Hiking with My Lab - Part 2
I'm not one for the outdoors. I mean, I'm not particularly against it, but it definitely does make my choice of Dartmouth a bit more on the strange side.
There's no way around it. Dartmouth is very much an outdoorsy school. The Dartmouth Outing Club is easily the largest on campus, and covers everything from fishing to a 50 mile hike. Which, as fun as it sounds, is something I'll never do. Nothing against it, it's just not really my thing.
However, I recently went on my second ever hike (not counting my first year trip). And, like the first time, it was with my science lab. On campus, I'm really into research, and I've spent the past three years doing computational biology work with Xiaofeng Wang. I'm really lucky to have found a lab that has been so supportive of me even though I'm just an undergraduate, and I'm fortunate enough that I have a chance to do a senior fellowship with them this year. But that's another blog post for a different time.

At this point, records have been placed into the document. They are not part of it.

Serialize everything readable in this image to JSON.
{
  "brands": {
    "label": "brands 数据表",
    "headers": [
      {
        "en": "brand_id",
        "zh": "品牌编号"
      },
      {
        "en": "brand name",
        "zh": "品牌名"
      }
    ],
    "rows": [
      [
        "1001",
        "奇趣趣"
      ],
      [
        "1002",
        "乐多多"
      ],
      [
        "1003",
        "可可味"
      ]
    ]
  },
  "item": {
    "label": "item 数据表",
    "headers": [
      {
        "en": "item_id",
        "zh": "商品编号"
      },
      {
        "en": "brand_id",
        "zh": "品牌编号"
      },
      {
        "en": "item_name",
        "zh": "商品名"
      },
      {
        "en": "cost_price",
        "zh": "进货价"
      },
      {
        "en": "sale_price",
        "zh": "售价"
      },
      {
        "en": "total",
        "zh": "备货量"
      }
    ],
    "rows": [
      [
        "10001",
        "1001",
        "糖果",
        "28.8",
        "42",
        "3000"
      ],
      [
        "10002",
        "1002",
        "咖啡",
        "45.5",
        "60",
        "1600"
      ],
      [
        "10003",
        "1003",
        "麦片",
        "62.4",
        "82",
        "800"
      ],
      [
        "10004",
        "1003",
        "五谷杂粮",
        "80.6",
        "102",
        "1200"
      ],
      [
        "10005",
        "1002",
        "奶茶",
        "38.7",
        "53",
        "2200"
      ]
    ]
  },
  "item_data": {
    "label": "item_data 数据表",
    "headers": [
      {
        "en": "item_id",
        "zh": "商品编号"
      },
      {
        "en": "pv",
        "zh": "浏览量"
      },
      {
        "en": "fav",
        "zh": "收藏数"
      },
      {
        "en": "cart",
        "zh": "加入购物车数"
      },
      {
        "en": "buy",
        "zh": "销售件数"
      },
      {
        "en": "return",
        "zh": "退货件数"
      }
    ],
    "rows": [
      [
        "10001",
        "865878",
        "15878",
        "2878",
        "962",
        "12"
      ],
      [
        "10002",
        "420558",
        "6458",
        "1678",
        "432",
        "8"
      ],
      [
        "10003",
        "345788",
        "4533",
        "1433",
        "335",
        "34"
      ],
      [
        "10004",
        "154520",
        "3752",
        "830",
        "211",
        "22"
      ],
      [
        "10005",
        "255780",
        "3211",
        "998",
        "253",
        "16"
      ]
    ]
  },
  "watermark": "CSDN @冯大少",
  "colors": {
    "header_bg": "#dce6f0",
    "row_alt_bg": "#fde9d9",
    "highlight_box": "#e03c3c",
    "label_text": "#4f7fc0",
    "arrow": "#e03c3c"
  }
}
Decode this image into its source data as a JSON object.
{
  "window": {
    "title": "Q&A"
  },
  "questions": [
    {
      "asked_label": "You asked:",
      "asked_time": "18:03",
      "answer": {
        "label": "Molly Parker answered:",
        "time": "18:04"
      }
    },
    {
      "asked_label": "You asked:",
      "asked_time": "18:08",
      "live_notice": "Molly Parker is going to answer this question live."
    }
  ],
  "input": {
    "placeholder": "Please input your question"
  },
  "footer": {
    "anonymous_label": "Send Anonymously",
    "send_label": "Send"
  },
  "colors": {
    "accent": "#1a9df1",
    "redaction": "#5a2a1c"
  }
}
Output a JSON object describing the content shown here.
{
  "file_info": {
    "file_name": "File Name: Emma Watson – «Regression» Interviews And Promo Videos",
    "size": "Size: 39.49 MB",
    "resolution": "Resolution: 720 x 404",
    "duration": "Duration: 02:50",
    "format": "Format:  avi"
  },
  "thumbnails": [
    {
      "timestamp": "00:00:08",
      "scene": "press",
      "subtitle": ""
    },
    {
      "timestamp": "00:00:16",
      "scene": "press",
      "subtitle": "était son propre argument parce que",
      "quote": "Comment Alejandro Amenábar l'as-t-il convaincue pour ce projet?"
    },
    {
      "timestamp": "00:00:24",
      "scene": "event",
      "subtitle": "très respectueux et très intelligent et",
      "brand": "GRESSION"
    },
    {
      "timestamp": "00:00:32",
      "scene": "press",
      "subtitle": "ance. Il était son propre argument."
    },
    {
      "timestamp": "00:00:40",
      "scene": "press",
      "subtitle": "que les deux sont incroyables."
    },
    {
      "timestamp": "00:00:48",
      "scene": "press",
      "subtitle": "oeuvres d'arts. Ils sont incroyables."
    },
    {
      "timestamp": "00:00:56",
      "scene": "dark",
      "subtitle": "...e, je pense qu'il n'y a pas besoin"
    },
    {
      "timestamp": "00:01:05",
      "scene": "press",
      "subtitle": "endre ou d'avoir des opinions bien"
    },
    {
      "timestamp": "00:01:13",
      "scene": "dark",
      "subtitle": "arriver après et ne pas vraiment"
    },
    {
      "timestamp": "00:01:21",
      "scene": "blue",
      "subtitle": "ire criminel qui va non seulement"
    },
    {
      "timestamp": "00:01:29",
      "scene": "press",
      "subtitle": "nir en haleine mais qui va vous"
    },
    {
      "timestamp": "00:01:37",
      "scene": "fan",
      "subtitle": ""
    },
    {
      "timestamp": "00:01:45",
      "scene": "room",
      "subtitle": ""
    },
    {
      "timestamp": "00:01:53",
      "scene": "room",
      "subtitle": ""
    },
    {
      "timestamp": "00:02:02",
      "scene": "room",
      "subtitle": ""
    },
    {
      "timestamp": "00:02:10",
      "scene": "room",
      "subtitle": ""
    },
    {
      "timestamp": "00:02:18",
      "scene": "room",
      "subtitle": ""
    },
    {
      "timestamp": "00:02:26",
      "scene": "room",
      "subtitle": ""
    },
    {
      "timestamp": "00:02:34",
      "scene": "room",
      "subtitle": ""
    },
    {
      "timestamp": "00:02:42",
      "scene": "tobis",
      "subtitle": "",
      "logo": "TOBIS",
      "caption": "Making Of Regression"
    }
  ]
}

Rather, I've talked before about the idea that research at Dartmouth is its own form of community. Aside from hikes, I've also cooked hotpot, attended conferences, and gone on academic retreats with my lab. Don't get me wrong, work comes first, but at my lab and others that I've seen at Dartmouth it's more than just that.
Last time my lab and I hiked up Mt. Lafayette, which is one of the tallest mountains in New Hampshire. This time we hiked up Mt. Cardigan, which although still sizable at 3,155 feet tall, is nowhere near as close as the 5,000+ feet of Mt. Lafayette. I was with my my PI (principal investigator, or professor who's in charge of the lab), a grad student, two research assistants, a rotation student, and another undergrad like me. Oh yeah, and two dogs.
Unlike Mt. Cardigan, we actually got to chat during the hike, instead of the panting and sweating of the last one. And, I don't know what I expected, but it was all about science. Both our own research, and even random science findings that make the news, like a study someone found about how instant noodles are digested in your stomach. I've long since forgotten the view, but that memory has stuck with me.
And that's the thing about all this, and why I found the hike so enjoyable. I've been on quite a few hikes by now (three, but that's enough for me). I mean, I guess they're cool, but at this point it's pretty evident that it's not my thing, even if I'm at Dartmouth. But, I'll probably still go on them because I find spending time with people as passionate as I am, so far as to spend their "rest days" discussing science in the middle of the woods simply for no other reason than because they just like it.